Долгое время он лежал неподвижно, и щедрое солнце лило на него свои лучи, напитывая теплом его жалкое тело. «Хороший день», — подумал он. Быть может, ему удастся определить направление по солнцу. Сделав мучительное усилие, он повернулся на бок. Там, внизу, текла широкая, медлительная река. Она была ему незнакома, и это его удивило. Он медленно следил за ее течением, смотрел, как она вьется среди голых, угрюмых холмов, еще более угрюмых и низких, чем те, которые он видел до сих пор. Медленно, равнодушно, без всякого интереса он проследил за течением незнакомой реки почти до самого горизонта и увидел, что она вливается в светлое блистающее море. И все же это его не взволновало. «Очень странно, — подумал он, — это или мираж, или видение, плод расстроенного воображения». Он еще более убедился в этом, когда увидел корабль, стоявший на якоре посреди блистающего моря. Он закрыл глаза на секунду и снова открыл их.
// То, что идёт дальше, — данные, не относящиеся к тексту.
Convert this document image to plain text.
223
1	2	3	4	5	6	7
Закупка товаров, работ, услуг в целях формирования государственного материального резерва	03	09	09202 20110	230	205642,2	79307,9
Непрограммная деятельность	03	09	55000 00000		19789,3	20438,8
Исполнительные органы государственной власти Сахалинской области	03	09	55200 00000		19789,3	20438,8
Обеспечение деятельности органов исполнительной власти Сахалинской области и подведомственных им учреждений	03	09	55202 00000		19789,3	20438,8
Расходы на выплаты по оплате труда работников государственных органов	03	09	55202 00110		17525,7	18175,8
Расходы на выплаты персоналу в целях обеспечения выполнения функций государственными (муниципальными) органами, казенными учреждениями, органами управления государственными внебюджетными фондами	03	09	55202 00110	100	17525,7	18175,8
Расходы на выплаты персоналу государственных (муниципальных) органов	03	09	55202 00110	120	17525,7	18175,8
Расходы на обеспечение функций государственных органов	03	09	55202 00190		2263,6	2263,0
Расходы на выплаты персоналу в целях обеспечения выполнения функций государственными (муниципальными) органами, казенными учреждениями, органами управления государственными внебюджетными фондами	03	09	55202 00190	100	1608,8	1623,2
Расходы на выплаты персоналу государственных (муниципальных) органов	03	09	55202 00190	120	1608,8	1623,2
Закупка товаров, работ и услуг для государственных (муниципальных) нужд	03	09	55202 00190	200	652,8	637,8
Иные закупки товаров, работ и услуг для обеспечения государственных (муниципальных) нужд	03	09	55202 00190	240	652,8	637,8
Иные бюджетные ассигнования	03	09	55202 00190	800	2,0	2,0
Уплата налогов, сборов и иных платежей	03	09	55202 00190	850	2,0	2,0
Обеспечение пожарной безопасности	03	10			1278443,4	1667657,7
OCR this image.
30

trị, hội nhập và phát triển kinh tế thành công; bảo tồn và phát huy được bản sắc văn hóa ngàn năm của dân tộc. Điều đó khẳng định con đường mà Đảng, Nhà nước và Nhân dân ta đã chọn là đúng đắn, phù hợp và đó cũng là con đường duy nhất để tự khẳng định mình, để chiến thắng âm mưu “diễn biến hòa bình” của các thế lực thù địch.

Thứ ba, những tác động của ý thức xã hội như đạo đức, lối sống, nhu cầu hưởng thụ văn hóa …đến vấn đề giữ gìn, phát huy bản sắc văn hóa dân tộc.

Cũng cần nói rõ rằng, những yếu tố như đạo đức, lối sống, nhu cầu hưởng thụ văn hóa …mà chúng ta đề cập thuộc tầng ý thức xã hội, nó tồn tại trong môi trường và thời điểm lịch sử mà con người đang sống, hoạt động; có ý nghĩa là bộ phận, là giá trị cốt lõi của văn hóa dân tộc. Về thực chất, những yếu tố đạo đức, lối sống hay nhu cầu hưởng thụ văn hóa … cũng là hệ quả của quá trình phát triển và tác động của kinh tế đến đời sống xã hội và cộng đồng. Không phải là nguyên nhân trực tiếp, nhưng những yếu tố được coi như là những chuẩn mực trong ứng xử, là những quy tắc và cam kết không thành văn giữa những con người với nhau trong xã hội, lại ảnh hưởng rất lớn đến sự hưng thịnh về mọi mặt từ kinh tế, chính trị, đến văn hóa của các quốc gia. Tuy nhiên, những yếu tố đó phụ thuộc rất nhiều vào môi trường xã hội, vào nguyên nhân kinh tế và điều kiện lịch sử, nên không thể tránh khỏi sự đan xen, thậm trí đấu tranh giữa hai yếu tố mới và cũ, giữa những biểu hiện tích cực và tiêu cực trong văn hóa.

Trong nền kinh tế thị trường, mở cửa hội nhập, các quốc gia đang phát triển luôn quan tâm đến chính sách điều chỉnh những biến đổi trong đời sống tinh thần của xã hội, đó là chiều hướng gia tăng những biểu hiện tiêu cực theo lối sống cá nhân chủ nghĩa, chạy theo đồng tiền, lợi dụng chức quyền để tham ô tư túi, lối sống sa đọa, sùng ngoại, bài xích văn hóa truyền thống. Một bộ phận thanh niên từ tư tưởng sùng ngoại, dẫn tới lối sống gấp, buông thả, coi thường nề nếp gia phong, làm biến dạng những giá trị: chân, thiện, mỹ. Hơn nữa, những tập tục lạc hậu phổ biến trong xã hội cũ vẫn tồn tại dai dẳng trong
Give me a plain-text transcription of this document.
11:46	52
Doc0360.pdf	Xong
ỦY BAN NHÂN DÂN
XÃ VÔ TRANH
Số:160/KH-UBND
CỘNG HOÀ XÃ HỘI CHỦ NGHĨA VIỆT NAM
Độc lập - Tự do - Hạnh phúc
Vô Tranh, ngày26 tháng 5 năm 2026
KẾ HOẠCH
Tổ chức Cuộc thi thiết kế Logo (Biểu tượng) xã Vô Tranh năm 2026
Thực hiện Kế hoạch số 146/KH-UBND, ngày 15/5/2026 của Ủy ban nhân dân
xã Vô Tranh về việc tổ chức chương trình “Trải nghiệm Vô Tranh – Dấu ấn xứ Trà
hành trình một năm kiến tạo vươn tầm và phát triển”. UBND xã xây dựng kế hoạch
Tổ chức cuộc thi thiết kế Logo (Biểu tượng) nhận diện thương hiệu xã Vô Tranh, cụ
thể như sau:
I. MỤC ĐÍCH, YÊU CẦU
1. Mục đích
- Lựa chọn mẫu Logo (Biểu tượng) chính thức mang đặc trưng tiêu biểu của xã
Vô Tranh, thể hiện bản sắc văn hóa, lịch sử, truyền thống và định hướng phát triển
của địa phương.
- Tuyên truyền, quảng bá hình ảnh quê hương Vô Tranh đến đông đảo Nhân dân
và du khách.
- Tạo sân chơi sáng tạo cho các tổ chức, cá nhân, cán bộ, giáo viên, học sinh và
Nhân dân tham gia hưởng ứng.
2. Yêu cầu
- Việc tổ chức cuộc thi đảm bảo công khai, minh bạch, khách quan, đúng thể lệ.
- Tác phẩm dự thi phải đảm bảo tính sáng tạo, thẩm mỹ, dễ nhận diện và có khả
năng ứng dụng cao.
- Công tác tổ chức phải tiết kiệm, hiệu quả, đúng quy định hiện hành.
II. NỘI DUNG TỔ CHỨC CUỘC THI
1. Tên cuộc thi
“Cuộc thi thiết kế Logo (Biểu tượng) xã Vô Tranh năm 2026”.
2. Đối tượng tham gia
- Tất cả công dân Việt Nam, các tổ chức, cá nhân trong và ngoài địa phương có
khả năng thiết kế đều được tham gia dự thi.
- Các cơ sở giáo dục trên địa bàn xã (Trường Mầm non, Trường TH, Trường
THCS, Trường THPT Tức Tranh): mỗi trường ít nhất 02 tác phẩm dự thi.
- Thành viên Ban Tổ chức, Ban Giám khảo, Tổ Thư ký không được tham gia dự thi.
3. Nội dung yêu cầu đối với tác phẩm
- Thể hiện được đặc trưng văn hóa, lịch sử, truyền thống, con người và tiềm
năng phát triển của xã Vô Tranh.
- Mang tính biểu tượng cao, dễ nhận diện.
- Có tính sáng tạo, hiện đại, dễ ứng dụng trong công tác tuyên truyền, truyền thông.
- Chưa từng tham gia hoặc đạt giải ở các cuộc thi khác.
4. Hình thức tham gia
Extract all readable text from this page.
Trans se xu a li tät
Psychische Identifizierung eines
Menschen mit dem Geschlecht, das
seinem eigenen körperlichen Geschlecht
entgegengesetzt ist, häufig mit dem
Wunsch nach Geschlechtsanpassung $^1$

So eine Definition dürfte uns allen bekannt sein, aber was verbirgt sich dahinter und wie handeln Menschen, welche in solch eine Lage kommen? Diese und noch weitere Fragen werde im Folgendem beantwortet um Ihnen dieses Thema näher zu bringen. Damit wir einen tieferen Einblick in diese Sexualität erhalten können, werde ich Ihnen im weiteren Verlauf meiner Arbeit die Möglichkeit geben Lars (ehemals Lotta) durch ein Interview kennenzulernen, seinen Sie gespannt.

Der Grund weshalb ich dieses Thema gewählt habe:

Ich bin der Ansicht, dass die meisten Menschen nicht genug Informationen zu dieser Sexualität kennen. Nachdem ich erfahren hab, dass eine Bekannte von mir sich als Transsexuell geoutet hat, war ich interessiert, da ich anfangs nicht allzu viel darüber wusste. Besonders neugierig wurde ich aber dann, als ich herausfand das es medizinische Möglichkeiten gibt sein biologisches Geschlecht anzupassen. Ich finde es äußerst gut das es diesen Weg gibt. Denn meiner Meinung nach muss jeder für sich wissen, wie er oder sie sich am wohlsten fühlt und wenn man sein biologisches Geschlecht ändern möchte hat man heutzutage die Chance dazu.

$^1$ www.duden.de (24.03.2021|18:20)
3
Странно, что видение не исчезает! А впрочем, нет ничего странного. Он знал, что в сердце этой бесплодной земли нет ни моря, ни кораблей, так же как нет патронов в его незаряженном ружье.

Он услышал за своей спиной какое-то сопение — не то вздох, не то кашель. Очень медленно, преодолевая крайнюю слабость и оцепенение, он повернулся на другой бок. Поблизости он ничего не увидел и стал терпеливо ждать. Опять послышались сопение и кашель, и между двумя островерхими камнями, не больше чем шагах в двадцати от себя, он увидел серую голову волка. Уши не торчали кверху, как это ему приходилось видеть у других волков, глаза помутнели и налились кровью, голова бессильно понурилась. Волк, верно, был болен: он все время чихал и кашлял.

«Вот это по крайней мере не кажется, — подумал он и опять повернулся на другой бок, чтобы увидеть настоящий мир, не застланный теперь дымкой видений. Но море все так же сверкало в отдалении, и корабль был ясно виден. Быть может, это все-таки настоящее? Он закрыл глаза и стал думать — и в конце концов понял, в чем дело. Он шел на северо-восток, удаляясь от реки Диз, и попал в долину реки Коппермайн. Эта широкая, медлительная река и была Коппермайн. Это блистающее море — Ледовитый океан. Этот корабль — китобойное судно, заплывшее далеко к востоку от устья реки Маккензи, оно стоит на якоре в заливе Коронации. Он вспомнил карту Компании Гудзонова залива, которую видел когда-то, и все стало ясно и понятно.

Он сел и начал думать о самых неотложных делах. Обмотки из одеяла совсем износились, и ноги у него были содраны до живого мяса. Последнее одеяло было израсходовано. Ружье и нож он потерял. Шапка тоже пропала, но спички в кисете за пазухой, завернутые в пергамент, остались целы и не отсырели. Он посмотрел на часы. Они все еще шли и показывали одиннадцать часов. Должно быть, он не забывал заводить их.

Он был спокоен и в полном сознании. Несмотря на страшную слабость, он не чувствовал никакой боли. Есть ему не хотелось. Мысль о еде была даже неприятна ему, и все, что он ни делал, делалось им по велению рассудка. Он оторвал штанины до колен и обвязал ими ступни. Ведерко он почему-то не бросил: надо будет выпить кипятку, прежде чем начать путь к кораблю — очень тяжелый, как он предвидел.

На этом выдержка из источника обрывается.